AIM: The aim of the study was to determine whether regional cerebral tissue oxygen saturation (rc SO2 ) and fractional tissue oxygen extraction (FTOE), using near-infrared spectroscopy, are associated with neurodevelopmental outcome of preterm infants.
METHOD: We measured rc SO2 on days 1, 2, 3, 4, 5, 8, and 15 after birth in 83 preterm infants (<32wks gestational age), and calculated FTOE=(SpO2 -rc SO2 )/SpO2 . Cognitive, motor, neurological, and behavioural outcomes were determined at 2 to 3 years using the Bayley Scales of Infant and Toddler Development, Third Edition (BSID-III), an age-specific neurological examination, and the Child Behavior Checklist (CBCL) respectively. Multiple linear regression analyses were used to determine whether rc SO2 and FTOE contributed to outcome.
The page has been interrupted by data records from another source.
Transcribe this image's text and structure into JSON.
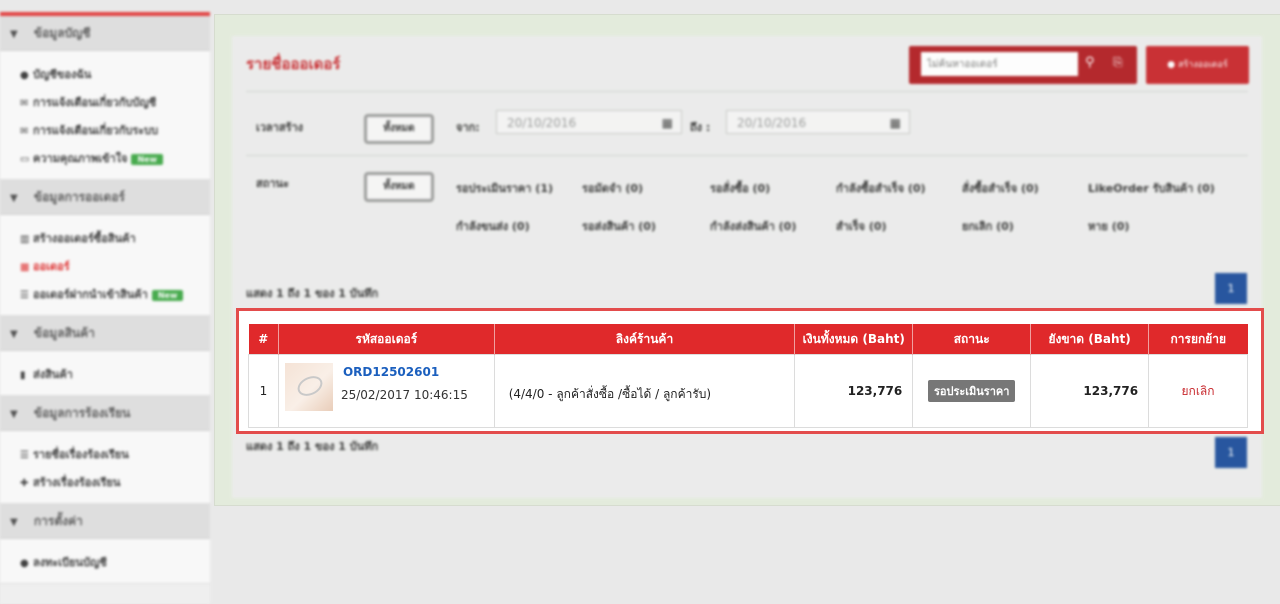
{
  "sidebar": {
    "sections": [
      {
        "title": "ข้อมูลบัญชี",
        "items": [
          {
            "label": "บัญชีของฉัน",
            "icon": "user-icon"
          },
          {
            "label": "การแจ้งเตือนเกี่ยวกับบัญชี",
            "icon": "mail-icon"
          },
          {
            "label": "การแจ้งเตือนเกี่ยวกับระบบ",
            "icon": "mail-icon"
          },
          {
            "label": "ความคุณภาพเข้าใจ",
            "icon": "card-icon",
            "badge": "New"
          }
        ]
      },
      {
        "title": "ข้อมูลการออเดอร์",
        "items": [
          {
            "label": "สร้างออเดอร์ซื้อสินค้า",
            "icon": "chart-icon"
          },
          {
            "label": "ออเดอร์",
            "icon": "grid-icon",
            "active": true
          },
          {
            "label": "ออเดอร์ฝากนำเข้าสินค้า",
            "icon": "list-icon",
            "badge": "New"
          }
        ]
      },
      {
        "title": "ข้อมูลสินค้า",
        "items": [
          {
            "label": "ส่งสินค้า",
            "icon": "book-icon"
          }
        ]
      },
      {
        "title": "ข้อมูลการร้องเรียน",
        "items": [
          {
            "label": "รายชื่อเรื่องร้องเรียน",
            "icon": "list-icon"
          },
          {
            "label": "สร้างเรื่องร้องเรียน",
            "icon": "plus-icon"
          }
        ]
      },
      {
        "title": "การตั้งค่า",
        "items": [
          {
            "label": "ลงทะเบียนบัญชี",
            "icon": "user-icon"
          }
        ]
      }
    ]
  },
  "header": {
    "title": "รายชื่อออเดอร์",
    "search_placeholder": "ไม่ค้นหาออเดอร์",
    "create_button": "สร้างออเดอร์"
  },
  "filters": {
    "time_label": "เวลาสร้าง",
    "all_label": "ทั้งหมด",
    "from_label": "จาก:",
    "to_label": "ถึง :",
    "date_from": "20/10/2016",
    "date_to": "20/10/2016",
    "status_label": "สถานะ",
    "statuses": [
      "รอประเมินราคา (1)",
      "รอมัดจำ (0)",
      "รอสั่งซื้อ (0)",
      "กำลังซื้อสำเร็จ (0)",
      "สั่งซื้อสำเร็จ (0)",
      "LikeOrder รับสินค้า (0)",
      "กำลังขนส่ง (0)",
      "รอส่งสินค้า (0)",
      "กำลังส่งสินค้า (0)",
      "สำเร็จ (0)",
      "ยกเลิก (0)",
      "หาย (0)"
    ]
  },
  "pagination": {
    "summary": "แสดง 1 ถึง 1 ของ 1 บันทึก",
    "page": "1"
  },
  "table": {
    "headers": [
      "#",
      "รหัสออเดอร์",
      "ลิงค์ร้านค้า",
      "เงินทั้งหมด (Baht)",
      "สถานะ",
      "ยังขาด (Baht)",
      "การยกย้าย"
    ],
    "rows": [
      {
        "index": "1",
        "order_id": "ORD12502601",
        "date": "25/02/2017 10:46:15",
        "shop": "(4/4/0 - ลูกค้าสั่งซื้อ /ซื้อได้ / ลูกค้ารับ)",
        "total": "123,776",
        "status": "รอประเมินราคา",
        "remaining": "123,776",
        "action": "ยกเลิก"
      }
    ]
  },
  "colors": {
    "accent": "#e0292b",
    "link": "#1b5fbe",
    "pagination": "#1e4f9c",
    "badge_new": "#3aa641"
  }
}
RESULTS: We followed up 67 infants. The lower quartile (P25-50 ) and highest quartile (P75-100 ) of rc SO2 on day 1 were associated with poorer cognitive outcome (p=0.044 and p=0.008 respectively). A lower area under the curve (AUC; over 15d) of rc SO2 was associated with poorer cognitive outcome (p=0.014). The lower quartile (P25-50 ) AUC of rc SO2 was associated with poorer fine motor outcome (p=0.004). The amount of time rc SO2 <50% on day 1 was negatively associated with gross motor outcome (p=0.002). The highest quartile of FTOE on day 1 was associated with poorer total motor outcome (p=0.041).
INTERPRETATION: Cerebral oxygen saturation during the first 2 weeks after birth is associated with neurodevelopmental outcome of preterm infants at 2 to 3 years. High and low rc SO2 on day 1 were associated with poorer neurodevelopmental outcome.